Açores

Açores

Quatorze des 28 campagnes scientifiques du prince ont l'archipel des Açores pour destination. Dont la première, en 1885, et l'avant-dernière, en 1914. Il s'agit donc de la destination favorite, avec un intérêt personnel et scientifique marqué.

vant-La première occurrence, dans la correspondance du prince Albert avec son père le prince Charles III est en 1879 : 

"Ponta Delgada, à San Miguel (Açores)

le 14 mars 1879

Mon cher papa,

J’ai quitté Madère le 7 ainsi que je vous le disais dans ma dernière lettre ; le temps m’a encore favorisé et je suis arrivé ici hier soir, à la fin du sixième jour ; la distance étant de six cents milles, la moyenne est facile à déduire. Nous voici donc à 300 lieues de la terre ferme dans cet archipel des Açores perdu au milieu de l’Océan comme quelques moutons dans une grande prairie, nous sommes presque à moitié chemin des côtes d’Amérique et l’Hirondelle malgré la saison d’hiver a franchi vaillamment des régions généralement malsaines ; il faut dire que jusqu’ici,"

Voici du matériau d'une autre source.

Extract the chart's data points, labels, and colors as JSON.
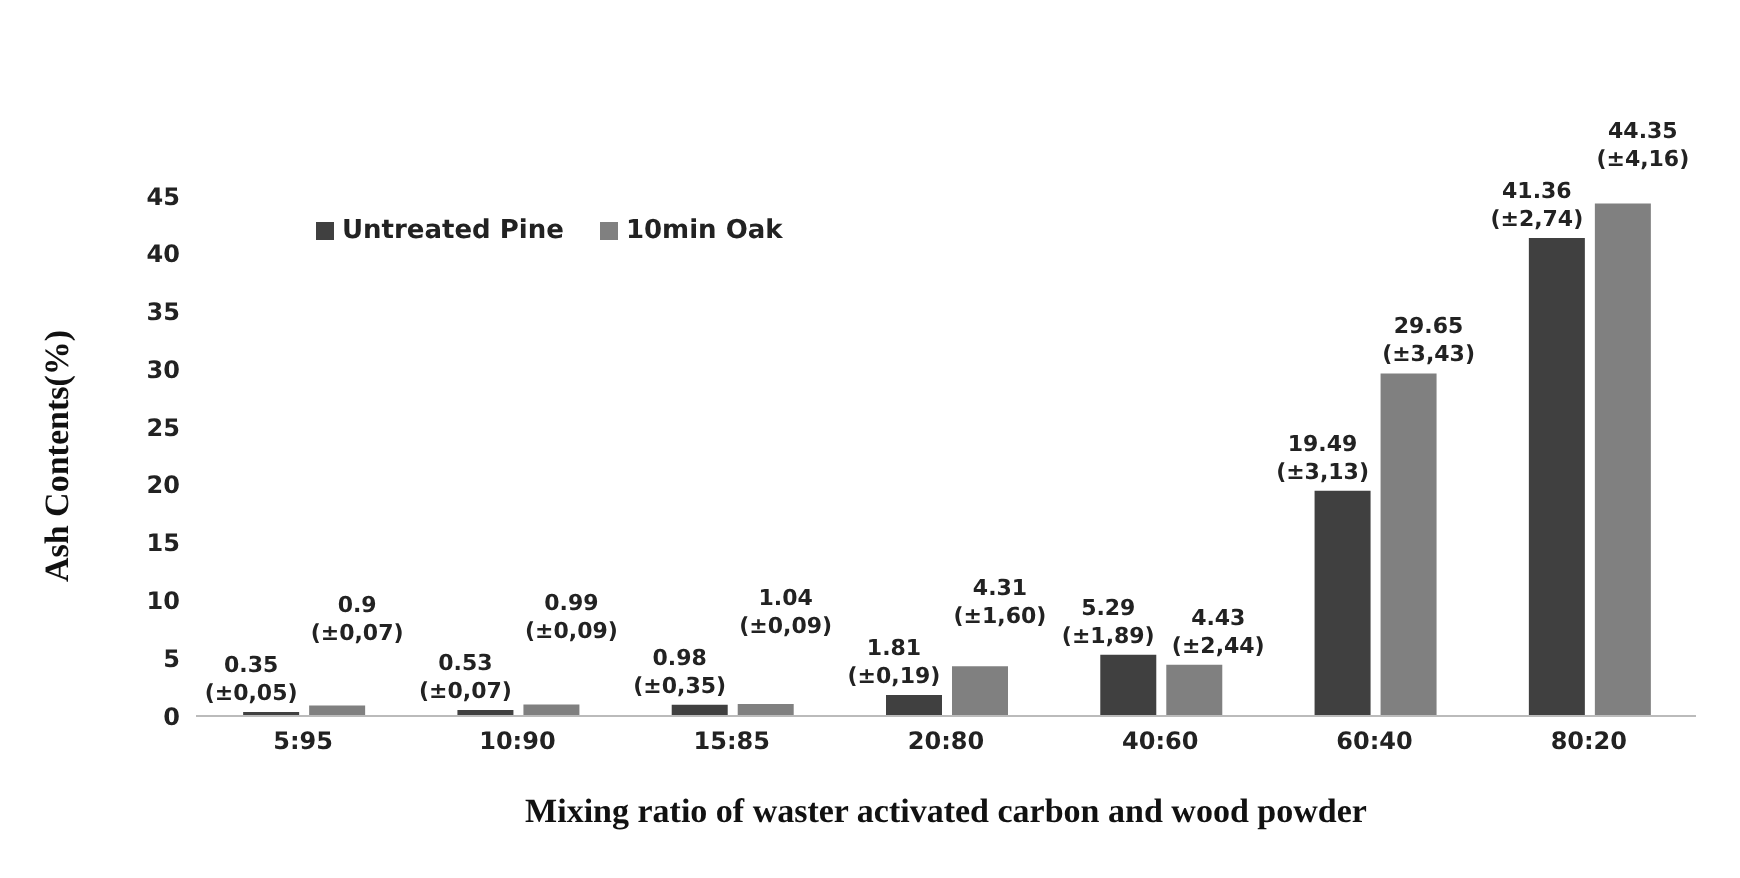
{
  "chart_data": {
    "type": "bar",
    "xlabel": "Mixing ratio of waster activated carbon and wood powder",
    "ylabel": "Ash Contents(%)",
    "categories": [
      "5:95",
      "10:90",
      "15:85",
      "20:80",
      "40:60",
      "60:40",
      "80:20"
    ],
    "series": [
      {
        "name": "Untreated Pine",
        "color": "#404040",
        "values": [
          0.35,
          0.53,
          0.98,
          1.81,
          5.29,
          19.49,
          41.36
        ],
        "value_labels": [
          "0.35\n(±0,05)",
          "0.53\n(±0,07)",
          "0.98\n(±0,35)",
          "1.81\n(±0,19)",
          "5.29\n(±1,89)",
          "19.49\n(±3,13)",
          "41.36\n(±2,74)"
        ]
      },
      {
        "name": "10min Oak",
        "color": "#808080",
        "values": [
          0.9,
          0.99,
          1.04,
          4.31,
          4.43,
          29.65,
          44.35
        ],
        "value_labels": [
          "0.9\n(±0,07)",
          "0.99\n(±0,09)",
          "1.04\n(±0,09)",
          "4.31\n(±1,60)",
          "4.43\n(±2,44)",
          "29.65\n(±3,43)",
          "44.35\n(±4,16)"
        ]
      }
    ],
    "ylim": [
      0,
      45
    ],
    "yticks": [
      0,
      5,
      10,
      15,
      20,
      25,
      30,
      35,
      40,
      45
    ],
    "grid": false,
    "legend": "top left"
  }
}
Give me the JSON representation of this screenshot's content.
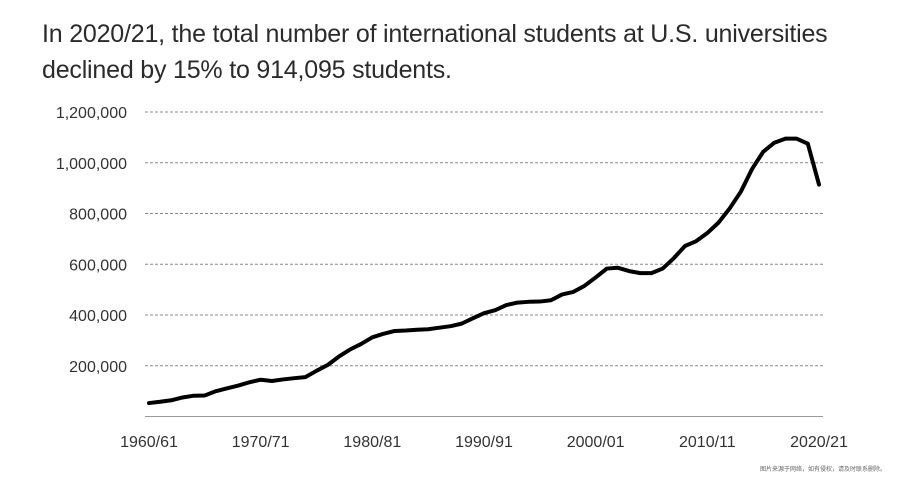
{
  "chart_data": {
    "type": "line",
    "title": "In 2020/21, the total number of international students at U.S. universities declined by 15% to 914,095 students.",
    "xlabel": "",
    "ylabel": "",
    "ylim": [
      0,
      1200000
    ],
    "yticks": [
      200000,
      400000,
      600000,
      800000,
      1000000,
      1200000
    ],
    "ytick_labels": [
      "200,000",
      "400,000",
      "600,000",
      "800,000",
      "1,000,000",
      "1,200,000"
    ],
    "xtick_labels": [
      "1960/61",
      "1970/71",
      "1980/81",
      "1990/91",
      "2000/01",
      "2010/11",
      "2020/21"
    ],
    "grid": "horizontal-dashed",
    "line_color": "#000000",
    "series": [
      {
        "x": [
          "1960/61",
          "1961/62",
          "1962/63",
          "1963/64",
          "1964/65",
          "1965/66",
          "1966/67",
          "1967/68",
          "1968/69",
          "1969/70",
          "1970/71",
          "1971/72",
          "1972/73",
          "1973/74",
          "1974/75",
          "1975/76",
          "1976/77",
          "1977/78",
          "1978/79",
          "1979/80",
          "1980/81",
          "1981/82",
          "1982/83",
          "1983/84",
          "1984/85",
          "1985/86",
          "1986/87",
          "1987/88",
          "1988/89",
          "1989/90",
          "1990/91",
          "1991/92",
          "1992/93",
          "1993/94",
          "1994/95",
          "1995/96",
          "1996/97",
          "1997/98",
          "1998/99",
          "1999/00",
          "2000/01",
          "2001/02",
          "2002/03",
          "2003/04",
          "2004/05",
          "2005/06",
          "2006/07",
          "2007/08",
          "2008/09",
          "2009/10",
          "2010/11",
          "2011/12",
          "2012/13",
          "2013/14",
          "2014/15",
          "2015/16",
          "2016/17",
          "2017/18",
          "2018/19",
          "2019/20",
          "2020/21"
        ],
        "values": [
          53000,
          58000,
          64000,
          75000,
          82000,
          83000,
          100000,
          111000,
          122000,
          135000,
          145000,
          140000,
          146000,
          151000,
          155000,
          180000,
          203000,
          236000,
          264000,
          286000,
          312000,
          326000,
          337000,
          339000,
          342000,
          344000,
          350000,
          356000,
          366000,
          387000,
          407000,
          419000,
          439000,
          449000,
          452000,
          453000,
          458000,
          481000,
          491000,
          515000,
          548000,
          583000,
          586000,
          573000,
          565000,
          565000,
          583000,
          624000,
          672000,
          691000,
          723000,
          764000,
          820000,
          886000,
          975000,
          1043000,
          1079000,
          1095000,
          1095000,
          1075000,
          914095
        ]
      }
    ]
  },
  "watermark": "图片来源于网络，如有侵权，请及时联系删除。"
}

Lettre autographe signée de S.A.S. le Prince héréditaire Albert à S.A.S. le Prince Charles III de Monaco ; Ponta Delgada, 14 et 16 mars 1879 ; 10 pages (Archives du Palais princier de Monaco, C.525)

Bien sûr, les fréquentes expéditions aux Açores inspirent le récit de voyage du prince, La Carrière d'un navigateur.

"Pendant l’été de 1887, l’Hirondelle complétait un voyage scientifique aux Açores avec une croisière aux régions septentrionales du Nouveau-Monde. Pour ce bâtiment de 200 tonnes à peine et destiné par ses origines à la navigation de plaisance, il y avait beaucoup d’aventures à braver le long de la route, principalement dans la région limitrophe du courant polaire et aux abords de Terre-Neuve. L’archipel des Açores, que la grande profondeur des eaux environnantes m’avait fait choisir comme un centre de recherches nouvelles, se trouvait bien où il fallait pour scinder mon voyage assez également dans sa longueur, mais point dans ses périls. Un mois de retard survenu à la réalisation de mon plan m’exposait, d’ailleurs, à un risque tout spécial et plus fâcheux que les autres : je quittais les Açores quand la saison des cyclones allait commencer, et je devais franchir les parages habituellement visités par ces implacables écumeurs de la mer. Ce fut une menace qui plana sur l’Hirondelle durant la plus grande partie de son voyage, pour finir dans une leçon inoubliable donnée aux hommes de son équipage sur la fragilité de leur existence.", Albert Ier de Monaco, La Carrière d'un navigateur, chapitre quatrième, "Un cyclone".

La rue des Açores

Tinayre inauguration avenue albert Ier

Ce tableau de Tinayre , peint en 1905, un an après l'événement, rend compte de l'hommage rendu par les habitants des Açores aux travaux du prince Albert Ier.